Le public rattrapant des émissions de télévision via la fonction replay des plateformes privées (p. ex. Swisscom, Sunrise, Quickline, Salt, Zattoo ou encore Teleboy) est désormais susceptible de voir s’afficher des publicités au démarrage, durant les pauses ou lors de l’avance rapide des contenus. Les opérateurs téléphoniques et plateformes en ligne proposent des forfaits optionnels pour éviter les annonces commerciales.

En tant que porte-parole de la RTS, j’ai expliqué à l’émission radio On en parle de RTS Première que ceci est dû à l’évolution des usages dans la consommation des programmes de télévision en Suisse. 30 à 40% des contenus TV sont désormais regardés en différé, une réalité qui ne pouvait plus être ignorée en matière de publicité. Pour cette raison, la SSR a signé un accord national avec les chaînes privées et les opérateurs de distribution afin de rejoindre une pratique déjà en vigueur depuis 2022 pour les chaînes privées alémaniques.

La RTS n’impose rien. Notre public n’a aucune obligation ni d’intérêt particulier à acheter des forfaits permettant d’esquiver les annonces commerciales sur les systèmes de rattrapage, car en comparaison avec les chaînes privées et étrangères, la publicité est faiblement présente sur les chaînes du service public suisse. La RTS ne fait au maximum qu’une interruption publicitaire par tranche de 90 minutes d’émission en prime time. J’encourage la population à utiliser la plateforme Play RTS, qui reste sans publicité lorsque l’on visionne des contenus à la carte.
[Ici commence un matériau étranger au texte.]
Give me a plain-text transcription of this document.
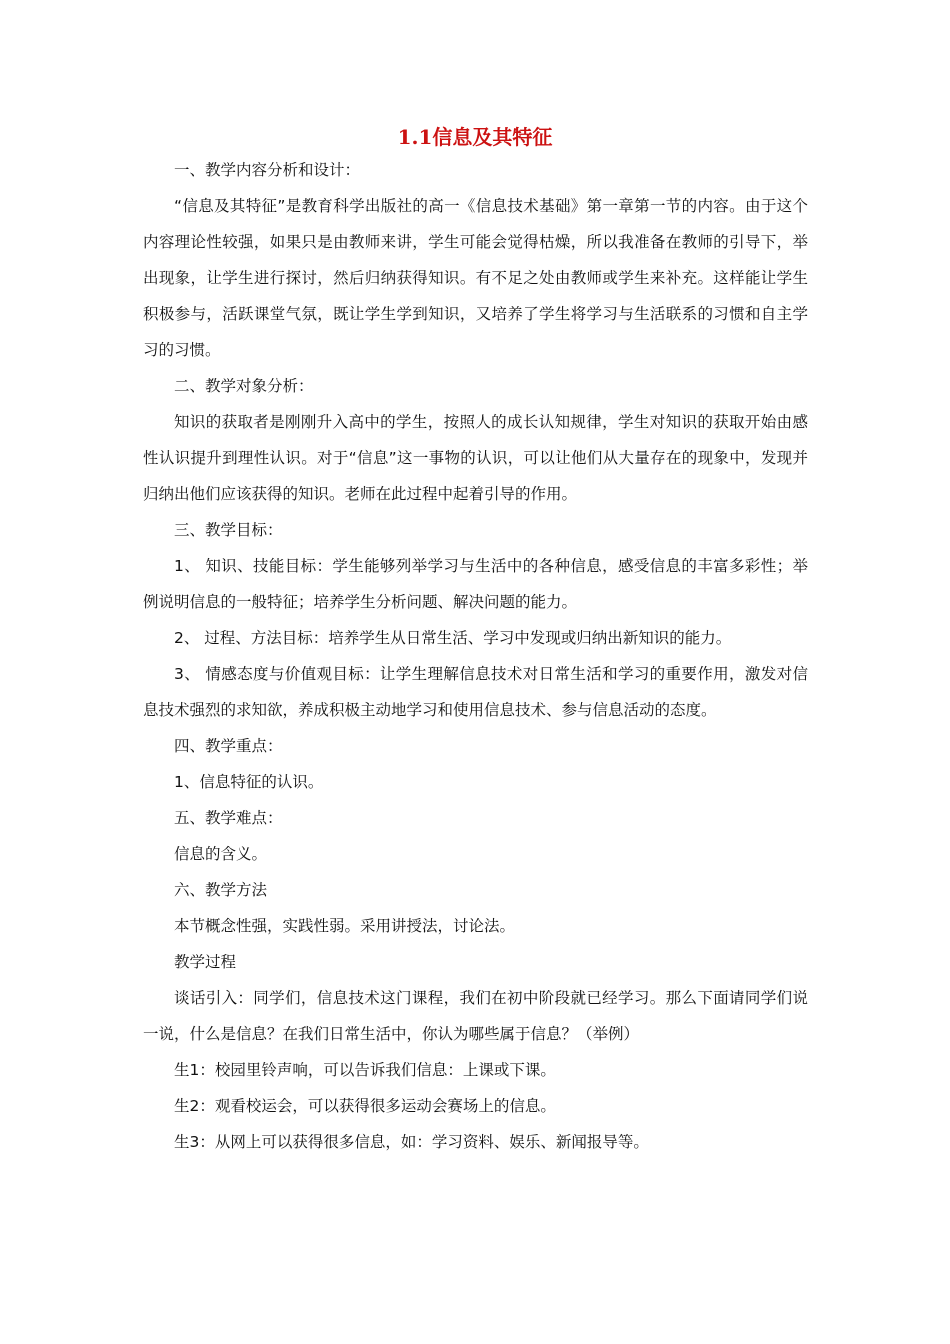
1.1信息及其特征

一、教学内容分析和设计：

“信息及其特征”是教育科学出版社的高一《信息技术基础》第一章第一节的内容。由于这个内容理论性较强，如果只是由教师来讲，学生可能会觉得枯燥，所以我准备在教师的引导下，举出现象，让学生进行探讨，然后归纳获得知识。有不足之处由教师或学生来补充。这样能让学生积极参与，活跃课堂气氛，既让学生学到知识，又培养了学生将学习与生活联系的习惯和自主学习的习惯。

二、教学对象分析：

知识的获取者是刚刚升入高中的学生，按照人的成长认知规律，学生对知识的获取开始由感性认识提升到理性认识。对于“信息”这一事物的认识，可以让他们从大量存在的现象中，发现并归纳出他们应该获得的知识。老师在此过程中起着引导的作用。

三、教学目标：

1、 知识、技能目标：学生能够列举学习与生活中的各种信息，感受信息的丰富多彩性；举例说明信息的一般特征；培养学生分析问题、解决问题的能力。

2、 过程、方法目标：培养学生从日常生活、学习中发现或归纳出新知识的能力。

3、 情感态度与价值观目标：让学生理解信息技术对日常生活和学习的重要作用，激发对信息技术强烈的求知欲，养成积极主动地学习和使用信息技术、参与信息活动的态度。

四、教学重点：

1、信息特征的认识。

五、教学难点：

信息的含义。

六、教学方法

本节概念性强，实践性弱。采用讲授法，讨论法。

教学过程

谈话引入：同学们，信息技术这门课程，我们在初中阶段就已经学习。那么下面请同学们说一说，什么是信息？在我们日常生活中，你认为哪些属于信息？（举例）

生1：校园里铃声响，可以告诉我们信息：上课或下课。

生2：观看校运会，可以获得很多运动会赛场上的信息。

生3：从网上可以获得很多信息，如：学习资料、娱乐、新闻报导等。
La publicité suit le public dans ses usages. La population nous regarde de plus en plus via les plateformes digitales et la SSR devait intégrer ce virage aussi dans le domaine des annonces commerciales, car elle financée à 85% par la redevance et à 15% par la publicité. Ce financement hybride permet de maintenir l’offre du service public.